I'll take that and then I'll let Cindy chime in. So I would say having treated a fair number of patients with the livatinibpembro combination is actually extremely toxic. So while the response rates are around 30 around 40%, 38%, I think that part of what's really exciting here is the fact that there's sort of an inverse correlation with the Wnt pathway and hot tumors. So the idea that these cold tumors, the fact that DK101 may be synergistic with a PD L1 or PD-one targeted therapy. My suspicion is that in the DKK1 high patients or those with the Wnt activating these patients, DK101 plus PD-one or anti PD L1 actually would have a better response rate than the pembrolimatinib combo, which would be way less toxic.
So while the triple combination, I think, could potentially bump that response rate in some patients who can tolerate it and that might be interesting to look at the triple combination. I'll defer to the company on whether that's something that they're interested in.
I would be more enthusiastic about
potentially combining it without the lamatinib just due to the toxicity profile.
Got it. Makes sense. Maybe I missed it for the carcinomasarcoma patient.

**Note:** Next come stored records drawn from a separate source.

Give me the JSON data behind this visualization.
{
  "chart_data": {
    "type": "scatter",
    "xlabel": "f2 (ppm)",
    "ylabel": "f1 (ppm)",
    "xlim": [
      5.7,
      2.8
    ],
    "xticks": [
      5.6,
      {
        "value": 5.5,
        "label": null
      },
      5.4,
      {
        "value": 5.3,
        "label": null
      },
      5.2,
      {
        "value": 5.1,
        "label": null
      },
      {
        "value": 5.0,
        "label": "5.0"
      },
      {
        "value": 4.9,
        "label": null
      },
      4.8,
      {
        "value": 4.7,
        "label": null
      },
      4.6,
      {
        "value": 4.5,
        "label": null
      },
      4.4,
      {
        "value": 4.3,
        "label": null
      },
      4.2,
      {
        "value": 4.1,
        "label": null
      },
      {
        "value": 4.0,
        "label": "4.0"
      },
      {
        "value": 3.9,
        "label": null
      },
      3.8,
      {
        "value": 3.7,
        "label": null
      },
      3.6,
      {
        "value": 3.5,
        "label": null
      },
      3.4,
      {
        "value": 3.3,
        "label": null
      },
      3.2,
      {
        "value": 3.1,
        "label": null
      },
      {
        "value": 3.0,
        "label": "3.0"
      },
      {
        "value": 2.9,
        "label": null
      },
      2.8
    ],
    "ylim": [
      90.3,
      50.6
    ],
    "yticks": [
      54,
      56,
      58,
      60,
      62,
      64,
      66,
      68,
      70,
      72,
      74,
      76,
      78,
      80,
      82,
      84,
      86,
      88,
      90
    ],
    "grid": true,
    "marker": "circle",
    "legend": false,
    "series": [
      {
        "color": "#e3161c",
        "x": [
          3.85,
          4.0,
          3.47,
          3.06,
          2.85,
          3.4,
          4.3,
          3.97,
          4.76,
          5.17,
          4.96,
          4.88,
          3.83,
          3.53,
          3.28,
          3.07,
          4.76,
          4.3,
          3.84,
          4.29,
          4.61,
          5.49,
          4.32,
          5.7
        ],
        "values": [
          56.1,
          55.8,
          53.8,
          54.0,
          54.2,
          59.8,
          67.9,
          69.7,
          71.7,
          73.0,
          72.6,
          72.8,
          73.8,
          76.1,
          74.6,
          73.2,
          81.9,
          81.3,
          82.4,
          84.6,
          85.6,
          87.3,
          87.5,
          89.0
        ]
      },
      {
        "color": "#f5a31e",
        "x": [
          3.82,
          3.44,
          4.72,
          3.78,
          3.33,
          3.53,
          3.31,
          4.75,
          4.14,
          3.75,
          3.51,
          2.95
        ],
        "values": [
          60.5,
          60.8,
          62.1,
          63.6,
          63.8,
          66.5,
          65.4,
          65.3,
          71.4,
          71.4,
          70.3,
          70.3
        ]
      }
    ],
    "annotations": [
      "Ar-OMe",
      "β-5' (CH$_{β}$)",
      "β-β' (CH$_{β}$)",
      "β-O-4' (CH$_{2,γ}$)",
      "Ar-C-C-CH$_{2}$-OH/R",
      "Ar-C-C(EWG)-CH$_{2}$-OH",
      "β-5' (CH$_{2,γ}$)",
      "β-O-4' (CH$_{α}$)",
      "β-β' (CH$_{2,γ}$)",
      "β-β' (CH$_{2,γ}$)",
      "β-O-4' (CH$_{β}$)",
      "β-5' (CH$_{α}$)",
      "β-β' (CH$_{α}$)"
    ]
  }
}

For the 2 responders, do they had prior paclitaxel?
So, yes, in the carcinoid sarcoma patients, they all had prior paclitaxel. So that's even more exciting given the fact that we don't see the response rates in carcinoid sarcoid with prior taxanes is around 10%. So they have had prior taxanes as part of their treatment.
Got it. Okay. That's very helpful. Thanks a lot.

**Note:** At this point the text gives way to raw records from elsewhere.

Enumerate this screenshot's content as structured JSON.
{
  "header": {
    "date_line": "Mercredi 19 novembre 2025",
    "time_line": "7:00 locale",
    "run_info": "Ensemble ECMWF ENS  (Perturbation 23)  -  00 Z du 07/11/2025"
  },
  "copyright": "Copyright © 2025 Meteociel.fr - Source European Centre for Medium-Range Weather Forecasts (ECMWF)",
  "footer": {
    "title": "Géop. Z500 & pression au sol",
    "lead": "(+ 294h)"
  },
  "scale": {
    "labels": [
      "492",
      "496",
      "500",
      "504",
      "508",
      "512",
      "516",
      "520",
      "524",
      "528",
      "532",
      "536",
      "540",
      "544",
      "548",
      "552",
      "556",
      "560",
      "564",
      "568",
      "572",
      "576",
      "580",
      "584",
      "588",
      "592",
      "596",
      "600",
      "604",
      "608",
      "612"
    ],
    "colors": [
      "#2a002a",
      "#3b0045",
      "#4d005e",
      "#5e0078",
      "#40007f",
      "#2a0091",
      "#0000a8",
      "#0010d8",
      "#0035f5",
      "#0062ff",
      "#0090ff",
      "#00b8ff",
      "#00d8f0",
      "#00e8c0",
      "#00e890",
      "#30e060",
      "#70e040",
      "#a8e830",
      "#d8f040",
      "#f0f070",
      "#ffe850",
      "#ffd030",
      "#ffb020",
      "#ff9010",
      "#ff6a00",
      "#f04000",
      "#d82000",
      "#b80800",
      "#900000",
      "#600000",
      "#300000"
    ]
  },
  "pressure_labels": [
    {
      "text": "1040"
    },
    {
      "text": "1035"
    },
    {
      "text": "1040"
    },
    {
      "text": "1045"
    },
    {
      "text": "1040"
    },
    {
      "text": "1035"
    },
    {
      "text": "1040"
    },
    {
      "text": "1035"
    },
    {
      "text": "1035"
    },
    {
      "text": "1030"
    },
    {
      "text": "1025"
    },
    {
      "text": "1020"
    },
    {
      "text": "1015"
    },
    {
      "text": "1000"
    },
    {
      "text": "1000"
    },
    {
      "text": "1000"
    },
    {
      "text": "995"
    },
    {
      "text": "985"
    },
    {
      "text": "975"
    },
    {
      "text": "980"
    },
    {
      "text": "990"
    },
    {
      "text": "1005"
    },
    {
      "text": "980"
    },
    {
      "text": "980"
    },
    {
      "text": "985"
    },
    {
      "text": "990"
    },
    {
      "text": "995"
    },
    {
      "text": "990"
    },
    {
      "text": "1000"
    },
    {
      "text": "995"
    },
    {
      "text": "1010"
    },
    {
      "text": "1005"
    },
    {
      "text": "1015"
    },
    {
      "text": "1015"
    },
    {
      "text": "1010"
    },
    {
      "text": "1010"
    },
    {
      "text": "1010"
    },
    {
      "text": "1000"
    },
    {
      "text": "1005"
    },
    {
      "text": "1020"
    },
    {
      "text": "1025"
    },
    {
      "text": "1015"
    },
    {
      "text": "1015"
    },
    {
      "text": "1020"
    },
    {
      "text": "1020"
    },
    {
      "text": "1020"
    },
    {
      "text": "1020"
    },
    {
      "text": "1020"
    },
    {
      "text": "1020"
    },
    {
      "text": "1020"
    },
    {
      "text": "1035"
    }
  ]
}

Thank you. And our next question comes from Matt Phipps with William Blair. Your line is open.
Good morning. Thanks for taking my question. I forgot the update. Doctor. Aron, it seemed like and sorry if I missed this, but both of the endometrial responders and 1 of the carcinosarcoma responders had picked 3 CA mutations.
Just so kind of curious how common that is in endometrial, if you know, and maybe if you looked at some of the longer stable disease patients, see if they also had that mutation?
Yes. So, I thought that that was remarkable and very interesting as well because I see PIK3CA, very commonly. It's actually not on our chart that we provided because initially it wasn't considered an alteration mutation or an activating mutation. But due to the fact that those patients who had a partial response or complete response had a PI3C amplification, makes me very enthusiastic to include that in any future trials. And I'm very interested in the mechanism of action.
So on that one slide, I did show how GK1 potentially affects the pathway through CKAP4. And it could be a direct activation that's independent of the immune pathway. So I'm excited to see where this is headed. I don't know that we fully understand why, but I do think even though the numbers are small, it's hypothesis generating that there is a correlation between PIK3CA amplification and response to DK101.
Thanks. And then I guess Dave more for the company, but the product as well. Have you had a chance yet to look at some of the on treatment biopsies, look for some of those changes in immune cell infiltration and such? Sure. Have you been in collecting the Entrance biopsies as well, I guess?
Yes. So I'll take that one. So we have not yet fully analyzed the biopsies as it relates to immunohistochemical changes and the new infiltrate changes over between the screening biopsy and the on treatment biopsy. In fact, we have a number of analyses left to complete on the biopsies, including some additional patients with the DKK1 RNA scope. We anticipate that we'll have much of this being toward the end of the calendar year.
Great. Thank you.
Thank you. We are showing no further questions. Thank you again for dialing in to today's conference. Have a good day.